Our highest priority is maintaining the quality of the U.S. workforce. The FY2004 budget includes $200 million for the Math and Science Partnership program, the centerpiece of the President's No Child Left Behind initiative. This is the third installment of a $1 billion, five-year investment to link local schools with colleges and universities to raise the performance of all U.S. students in mathematics and science, train teachers, and create innovative ways to reach out to underserved students and schools.

To attract more of the most promising students to graduate studies, NSF proposes to raise annual stipends for graduate fellows to $30,000 and increase the number of fellowships. An investment of $8.5 million will fund the development of a 21st Century Workforce focus to attract U.S. students to science and engineering fields and broaden participation in the workforce. An additional investment of $20 million will fund three new Science of Learning Centers to investigate how people learn.

The FY2004 budget includes funding for research and education in six emerging areas that hold exceptional potential to strengthen U.S. world leadership in areas of global economic and social importance.

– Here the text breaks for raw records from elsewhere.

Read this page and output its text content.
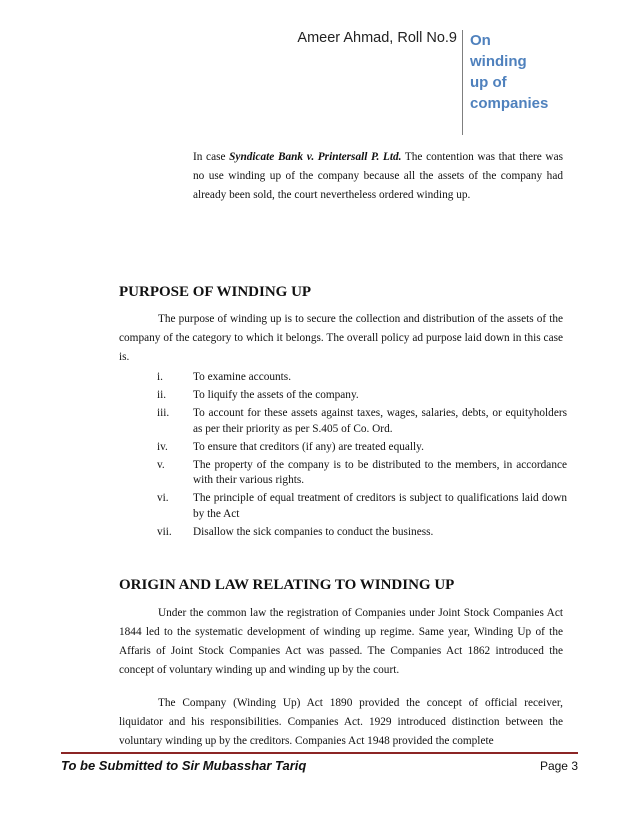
Ameer Ahmad, Roll No.9 On
winding
up of
companies

In case Syndicate Bank v. Printersall P. Ltd. The contention was that there was no use winding up of the company because all the assets of the company had already been sold, the court nevertheless ordered winding up.

PURPOSE OF WINDING UP

The purpose of winding up is to secure the collection and distribution of the assets of the company of the category to which it belongs. The overall policy ad purpose laid down in this case is.

i.	To examine accounts.
ii.	To liquify the assets of the company.
iii.	To account for these assets against taxes, wages, salaries, debts, or equityholders as per their priority as per S.405 of Co. Ord.
iv.	To ensure that creditors (if any) are treated equally.
v.	The property of the company is to be distributed to the members, in accordance with their various rights.
vi.	The principle of equal treatment of creditors is subject to qualifications laid down by the Act
vii.	Disallow the sick companies to conduct the business.
ORIGIN AND LAW RELATING TO WINDING UP

Under the common law the registration of Companies under Joint Stock Companies Act 1844 led to the systematic development of winding up regime. Same year, Winding Up of the Affaris of Joint Stock Companies Act was passed. The Companies Act 1862 introduced the concept of voluntary winding up and winding up by the court.

The Company (Winding Up) Act 1890 provided the concept of official receiver, liquidator and his responsibilities. Companies Act. 1929 introduced distinction between the voluntary winding up by the creditors. Companies Act 1948 provided the complete

To be Submitted to Sir Mubasshar Tariq	Page 3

An investment of $303 million will expand research in high-end computation and large-scale networking, and address the need for safe and dependable information systems. We are also proposing a new $20 million CyberInfrastructure investment to bring next-generation computer and networking capabilities to researchers and educators nationwide.

As the lead agency in the National Nanotechnology Initiative, NSF is requesting $249 million to expand basic research in this revolutionary field. It will focus on new materials and biological systems at the nanoscale to open new possibilities in materials and manufacturing, medicine, environment and energy, and national security.

An investment of $100 million for research and education in Biocomplexity in the Environment will support microbial genome sequencing and the ecology of infectious diseases, areas of vital importance to the nation's anti-terrorism efforts. It will also improve our ability to understand and manage the environment through research that charts the interactions among physical, human, and other living systems.

We propose to invest $90 million in focused research in the mathematical sciences and statistics to advance multidisciplinary science and engineering. This investment will improve our ability to handle the massive data sets produced by today's sensors and observation systems, and to model and manage uncertainty.

Building on previous investments in the social, behavioral and economic sciences, we are requesting $24 million to launch a Human and Social Dynamics priority area that will investigate the impacts of change on our lives and on our institutions. This research will improve our understanding of large-scale change, such as globalization, and of how people make decisions and take risks.

The most significant dollar increase in NSF's FY2004 budget is in tools, with a total investment of $1.34 billion, an increase of $220 million to meet growing needs for small and mid-sized equipment, as well as major construction projects.

Today, our nation faces significant challenges--in security, the economy, the environment and the workforce. The NSF request places special emphasis on broadening the participation of U.S. students in science and engineering. We are also proposing a 12.7 percent increase that will bring total funding in the physical sciences to over $1 billion dollars. This investment will spur the vigorous research in these fields that has helped in the past to power advances in medicine, energy, agriculture, and the environment. As part of the President's multi-agency Climate Change Research Initiative, NSF will support research to reduce uncertainty in climate change knowledge and provide timely information for policy decisions. And finally, basic research will help enhance homeland security in areas such as cyber security and critical infrastructure protection.

In making these critical investments, NSF continues to put a strong emphasis on effective and efficient management. We are proud of our track record.